At the beginning of April, I happened upon this post from 20 Lines A Day, where people were encouraged not to write a new poem every day for the entirety of April, as many people do to celebrate National Poetry Month, but to write one poem throughout the month, constantly editing and revising it each day.
Here is the resulting poem, begun after a trip with my man-friend to Niagara Falls.

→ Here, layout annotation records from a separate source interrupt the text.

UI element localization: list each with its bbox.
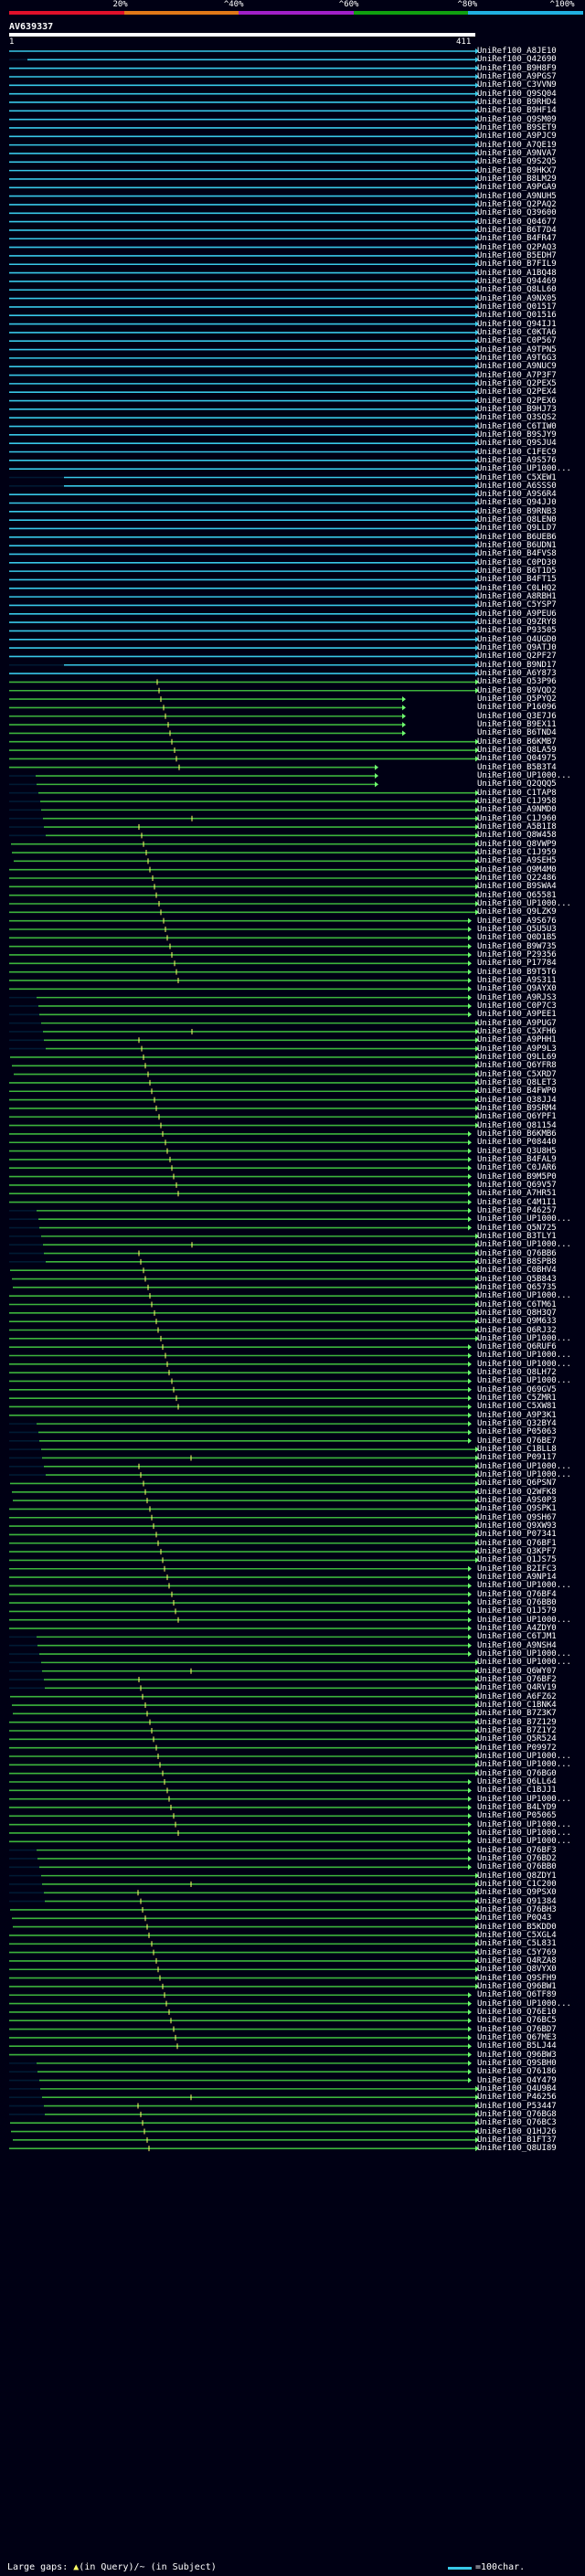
scale-sample-bar	[448, 2567, 472, 2570]
in-subject-label: /~ (in Subject)	[133, 2562, 217, 2572]
legend-footer: Large gaps: ▲(in Query)/~ (in Subject) =…	[0, 2560, 585, 2576]
hit-label[interactable]: UniRef100_Q8UI89	[477, 2144, 583, 2154]
in-query-label: (in Query)	[79, 2562, 134, 2572]
scale-label: =100char.	[475, 2562, 526, 2572]
hit-labels: UniRef100_A8JE10 UniRef100_Q42690 UniRef10…	[0, 0, 585, 2559]
large-gaps-label: Large gaps:	[7, 2562, 69, 2572]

We laughed through our noses
at the aye’s and long O’s
of the smiling natives
that watched us as we walked.
Connected by the hand
of road and park and sidewalk.
Wrapped up in you
and a sweatshirt
I let the sunshine
and the mist of the falls
cover my face and I smiled.
I smiled at you.
Not up, but out,
the way the moon smiles
when the sunlight reaches her.
The mist kissed my face
as I kissed yours,
letting the words of other countries
wash over us.
Then we leaned over the rail
And watched water
fall to the fog below.
Disclaimer: I tried revising every day, but got thoroughly distracted with life and things (as I am wont to do). I did, however, do much more revising and editing of this poem than I normally do, and that, in my mind, makes it an accomplished challenge.
I read in a book once about a couple that would write each other “spam haikus,” wherein one of them would send the other a string of nonsensical words (much like the paragraph fillers for web pages in the process of being created), and the other would then create a haiku from them. It struck me as very intelligent and sweet that they did this as a way to stay connected, and that little act has stayed with me through the years. Not having a partner who is inclined towards romanticized literary challenges, I decided to make my spam poetry real.
I began reading through my spam emails, looking for ones with enough words that I could make a fun (if slightly nonsensical) haiku from them. Here is the start of what I hope will be a string of successful haikus scattered throughout this blog.
You loved the stressful
Site of quality options
That thousands searched for.
The other day, Neil Gaiman tweeted about an act of “unimaginable whimsy” that he will perform if a charity receives enough donations. The phrase stuck with me so much, I decided to hang it in my office. Or rather, on a half wall in my cubicle.
Don’t get me wrong, I like my job, but there are times when you need a contradiction like “unimaginable whimsy” to remind you that a job is a job, and the other things you do in life are what make you who you are.
Also, Neil Gaiman is awesome, and deserves a spot in everyone’s office.
I’ve been itching to start a blog for a while. Part of it is the urge to write, and write more often. Part of it is a need to craft something more creative than Facebook posts and descriptions of shelves. Part of it is anger at all of the bad writing I see on the internet, because if that typo-ridden homophobe with nothing new or interesting to say has a blog, then what in doggy hell is stopping me? (Don’t worry, that description is more of a summarized ball of wax of the blogs I have come across than one individual person.)
So here I am.
Hopefully this will not be a girly diary filled with PMS and anger at nothing (I have my private journal for that). Hopefully this will be an upbeat place to craft and share my writing. Hopefully you will enjoy it. If not, feel free to leave; I’m not twisting any wrists to make someone stay who doesn’t enjoy me or my style.